Trying to use UNAGI to study gene expression in the hamster lung after viral infection. We get the following after the script moves to finding splicing isoforms. Right now we are just running on a limited data set.

2022/12/01 - 10:24:43] Sorting the new mapped reads [2022/12/01 - 10:24:43] Generating the genome coverage for each position [2022/12/01 - 10:37:59] Determining genes start and end positions from the coverage [2022/12/01 - 10:38:03] Determining genes end positions from 3' coverage [2022/12/01 - 10:38:12] Determining genes start positions from 5' coverage [2022/12/01 - 10:38:21] Intersecting genes start and end positions from the coverage analysis and cuts [2022/12/01 - 10:38:21] Combining the results in a single file [2022/12/01 - 10:38:21] Finding splicing isoforms Traceback (most recent call last): File "/home/jayradke/UNAGI/app/unagi.py", line 812, in main(sys.argv[1:]) File "/home/jayradke/UNAGI/app/unagi.py", line 179, in main filterByCoverage(os.path.join(transitionnalOutputPath,config["raw_splice_sites_file"]),os.path.join(transitionnalOutputPath,config["total_coverage_file"]),os.path.join(transitionnalOutputPath,config["coverage_filtered_splice_sites_file"])) File "/home/jayradke/UNAGI/app/unagi.py", line 554, in filterByCoverage valid = valid or (readCount != 0 and coverageMap[chr][int(spliceSite)] / readCount < int(config["max_coverage_to_splice_ratio"])) IndexError: list index out of range

[imet-k]

Thank you for using UNAGI. Can you share the limited data set?
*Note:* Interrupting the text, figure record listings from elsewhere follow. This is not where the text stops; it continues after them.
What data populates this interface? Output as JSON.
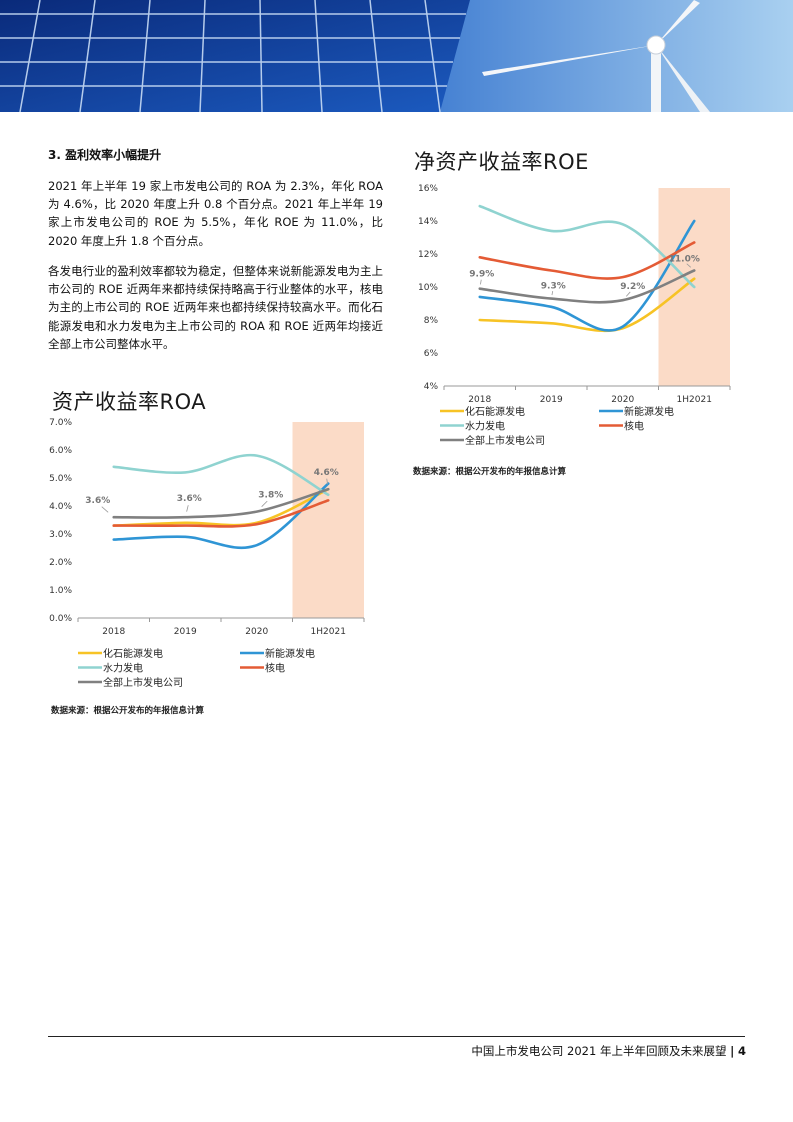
{
  "section": {
    "heading": "3.  盈利效率小幅提升",
    "paragraphs": [
      "2021 年上半年 19 家上市发电公司的 ROA 为 2.3%，年化 ROA 为 4.6%，比 2020 年度上升 0.8 个百分点。2021 年上半年 19 家上市发电公司的 ROE 为 5.5%，年化 ROE 为 11.0%，比 2020 年度上升 1.8 个百分点。",
      "各发电行业的盈利效率都较为稳定，但整体来说新能源发电为主上市公司的 ROE 近两年来都持续保持略高于行业整体的水平，核电为主的上市公司的 ROE 近两年来也都持续保持较高水平。而化石能源发电和水力发电为主上市公司的 ROA 和 ROE 近两年均接近全部上市公司整体水平。"
    ]
  },
  "chart_data": [
    {
      "type": "line",
      "title": "净资产收益率ROE",
      "categories": [
        "2018",
        "2019",
        "2020",
        "1H2021"
      ],
      "ylim": [
        4,
        16
      ],
      "yticks": [
        "4%",
        "6%",
        "8%",
        "10%",
        "12%",
        "14%",
        "16%"
      ],
      "highlight": "1H2021",
      "series": [
        {
          "name": "化石能源发电",
          "color": "#f7c325",
          "values": [
            8.0,
            7.8,
            7.5,
            10.5
          ]
        },
        {
          "name": "新能源发电",
          "color": "#2f95d5",
          "values": [
            9.4,
            8.8,
            7.6,
            14.0
          ]
        },
        {
          "name": "水力发电",
          "color": "#8fd3d0",
          "values": [
            14.9,
            13.4,
            13.8,
            10.0
          ]
        },
        {
          "name": "核电",
          "color": "#e45b35",
          "values": [
            11.8,
            11.0,
            10.6,
            12.7
          ]
        },
        {
          "name": "全部上市发电公司",
          "color": "#808080",
          "values": [
            9.9,
            9.3,
            9.2,
            11.0
          ]
        }
      ],
      "data_labels": [
        "9.9%",
        "9.3%",
        "9.2%",
        "11.0%"
      ],
      "source": "数据来源：根据公开发布的年报信息计算"
    },
    {
      "type": "line",
      "title": "资产收益率ROA",
      "categories": [
        "2018",
        "2019",
        "2020",
        "1H2021"
      ],
      "ylim": [
        0,
        7
      ],
      "yticks": [
        "0.0%",
        "1.0%",
        "2.0%",
        "3.0%",
        "4.0%",
        "5.0%",
        "6.0%",
        "7.0%"
      ],
      "highlight": "1H2021",
      "series": [
        {
          "name": "化石能源发电",
          "color": "#f7c325",
          "values": [
            3.3,
            3.4,
            3.4,
            4.6
          ]
        },
        {
          "name": "新能源发电",
          "color": "#2f95d5",
          "values": [
            2.8,
            2.9,
            2.6,
            4.8
          ]
        },
        {
          "name": "水力发电",
          "color": "#8fd3d0",
          "values": [
            5.4,
            5.2,
            5.8,
            4.4
          ]
        },
        {
          "name": "核电",
          "color": "#e45b35",
          "values": [
            3.3,
            3.3,
            3.35,
            4.2
          ]
        },
        {
          "name": "全部上市发电公司",
          "color": "#808080",
          "values": [
            3.6,
            3.6,
            3.8,
            4.6
          ]
        }
      ],
      "data_labels": [
        "3.6%",
        "3.6%",
        "3.8%",
        "4.6%"
      ],
      "source": "数据来源：根据公开发布的年报信息计算"
    }
  ],
  "footer": {
    "title": "中国上市发电公司 2021 年上半年回顾及未来展望",
    "separator": "|",
    "page": "4"
  }
}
Regards,

[jayradke]

We ran the entire data set (~4 million long cDNA reads) and got the same error. These are ONT cDNA library from Syrian hamster lung tissue. Are there any suggestions on if we need to change anything in the Advanced Options?

[imet-k]

Can you share the protocol for library preparation? I am not sure but I guess your reads are not stranded. If the protocol includes some universal primers, they can be used for stranding. Our code was designed to deal with stranded reads and non-stranded reads may raise some issues. Anyway, I am also working on adding an option for non-stranded reads.

[jayradke]

Protocol for library prep was ONT cDNA-PCR Seq (SQK-PCS109).

Using a direct RNA library prep (ONT SQK-RNA002) of Adenovirus infected A549 cells we were able to get UGANI to run fine mapping to the Ad genome. I will try this data set again mapping to the human genome to see if it completes.